Datacentergigant Equinix besloot daarom eind vorig jaar een grote stap aan te kondigen om het verbruik te verminderen: als onderdeel van zijn doelstelling om in 2030 klimaatneutraal te zijn, wil het bedrijf de standaard temperatuur in de datacenters verhogen van 24 naar 27 graden Celsius.

Dat doet het door minder te koelen. De compressoren van de koelmachines zijn enorme energieslurpers; je wil ze dus zo min mogelijk gebruiken. Om een megawatt te koelen, heb je gemiddeld zo’n 300 kilowatt nodig. Dat hakt erin. Wereldwijd zijn de koelsystemen van Equinix goed voor zo’n 25 procent van het totale energiegebruik van het bedrijf. Door de koeling dusdanig te verminderen dat de inblaastemperatuur drie graden wordt verhoogd, leidt dat naar verwachting tot 12 procent stroomvermindering voor de koeling. Dat moet 10 procent van de totale koelkosten besparen. Eerder zei Equinix' managing director Michiel Eielts tegen het Financieel Dagblad dat, als alle datacenters in Nederland dat doen, dat in totaal zo'n 320 miljoen kilowattuur kan schelen.
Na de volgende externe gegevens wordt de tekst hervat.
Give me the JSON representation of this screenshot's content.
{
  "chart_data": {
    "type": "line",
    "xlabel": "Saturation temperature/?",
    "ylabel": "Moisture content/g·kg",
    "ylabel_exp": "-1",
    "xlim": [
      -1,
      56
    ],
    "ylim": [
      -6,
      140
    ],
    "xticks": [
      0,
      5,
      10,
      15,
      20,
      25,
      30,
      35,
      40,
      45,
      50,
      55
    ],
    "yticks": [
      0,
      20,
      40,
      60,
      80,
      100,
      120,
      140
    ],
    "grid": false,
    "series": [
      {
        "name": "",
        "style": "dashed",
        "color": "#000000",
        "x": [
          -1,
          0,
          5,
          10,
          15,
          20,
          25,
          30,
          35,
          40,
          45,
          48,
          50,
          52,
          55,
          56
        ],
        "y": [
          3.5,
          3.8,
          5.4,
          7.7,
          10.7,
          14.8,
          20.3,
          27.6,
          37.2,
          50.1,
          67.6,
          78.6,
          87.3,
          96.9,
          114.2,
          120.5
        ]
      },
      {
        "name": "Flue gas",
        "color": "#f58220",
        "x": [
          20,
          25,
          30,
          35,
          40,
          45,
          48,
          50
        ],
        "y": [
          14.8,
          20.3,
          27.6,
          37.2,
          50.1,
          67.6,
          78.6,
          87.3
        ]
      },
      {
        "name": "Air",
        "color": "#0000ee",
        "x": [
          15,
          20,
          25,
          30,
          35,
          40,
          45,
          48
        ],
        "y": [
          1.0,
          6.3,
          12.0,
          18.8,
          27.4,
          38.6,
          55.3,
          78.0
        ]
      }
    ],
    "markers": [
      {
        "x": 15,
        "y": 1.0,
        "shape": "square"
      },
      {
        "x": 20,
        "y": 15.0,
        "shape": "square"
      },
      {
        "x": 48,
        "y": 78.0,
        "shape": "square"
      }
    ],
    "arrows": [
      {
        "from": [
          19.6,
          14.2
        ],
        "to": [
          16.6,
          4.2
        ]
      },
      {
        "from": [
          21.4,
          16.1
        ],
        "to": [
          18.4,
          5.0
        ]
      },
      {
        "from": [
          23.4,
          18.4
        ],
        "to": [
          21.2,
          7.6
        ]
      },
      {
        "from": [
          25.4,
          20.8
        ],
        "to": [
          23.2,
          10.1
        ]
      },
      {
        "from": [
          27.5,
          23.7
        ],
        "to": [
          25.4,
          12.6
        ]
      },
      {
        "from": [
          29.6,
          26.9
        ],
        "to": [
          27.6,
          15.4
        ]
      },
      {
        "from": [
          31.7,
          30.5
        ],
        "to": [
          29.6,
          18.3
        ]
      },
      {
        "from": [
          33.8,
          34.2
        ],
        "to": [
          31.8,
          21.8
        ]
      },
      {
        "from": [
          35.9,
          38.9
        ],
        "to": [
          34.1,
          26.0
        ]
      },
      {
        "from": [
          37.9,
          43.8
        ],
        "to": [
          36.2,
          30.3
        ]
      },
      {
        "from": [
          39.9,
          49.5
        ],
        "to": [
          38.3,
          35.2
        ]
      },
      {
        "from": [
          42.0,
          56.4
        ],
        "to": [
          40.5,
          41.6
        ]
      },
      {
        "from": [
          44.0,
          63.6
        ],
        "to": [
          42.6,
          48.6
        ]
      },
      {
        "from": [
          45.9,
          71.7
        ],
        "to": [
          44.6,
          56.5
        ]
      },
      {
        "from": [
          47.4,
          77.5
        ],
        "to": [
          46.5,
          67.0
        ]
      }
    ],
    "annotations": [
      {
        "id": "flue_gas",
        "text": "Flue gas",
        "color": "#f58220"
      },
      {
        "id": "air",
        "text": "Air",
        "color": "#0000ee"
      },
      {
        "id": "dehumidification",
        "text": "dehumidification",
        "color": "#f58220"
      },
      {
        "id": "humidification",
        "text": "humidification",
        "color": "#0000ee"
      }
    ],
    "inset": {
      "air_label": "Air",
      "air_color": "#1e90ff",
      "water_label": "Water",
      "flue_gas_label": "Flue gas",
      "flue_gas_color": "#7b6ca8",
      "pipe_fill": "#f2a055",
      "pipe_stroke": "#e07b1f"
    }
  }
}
Volgens het bedrijf is dit een vooruitstrevende stap, aangezien andere datacenters het nog niet doen. Althans, andere datacenters in de markt van Equinix, dat colocation centres heeft waarin apparatuur van een heel scala aan bedrijven staat. Enterprise-datacenters, zoals van Google en Microsoft, hanteren al langer een temperatuur van rond de 26 graden. Facebook-moederbedrijf Meta is onlangs zelfs een experiment gestart om de temperatuur te verhogen naar zo’n 32 graden. Zulke bedrijven hebben het volgens Equinix echter makkelijker, omdat in hun datacenters alleen eigen, specifieke apparatuur staat. Met tig bedrijven die allemaal toestemming moeten geven - en waarvan een deel er niet van overtuigd is dat zijn apparatuur geschikt is voor een temperatuurverhoging - gaat dat voor de datacentergigant Equinix een stuk moeizamer.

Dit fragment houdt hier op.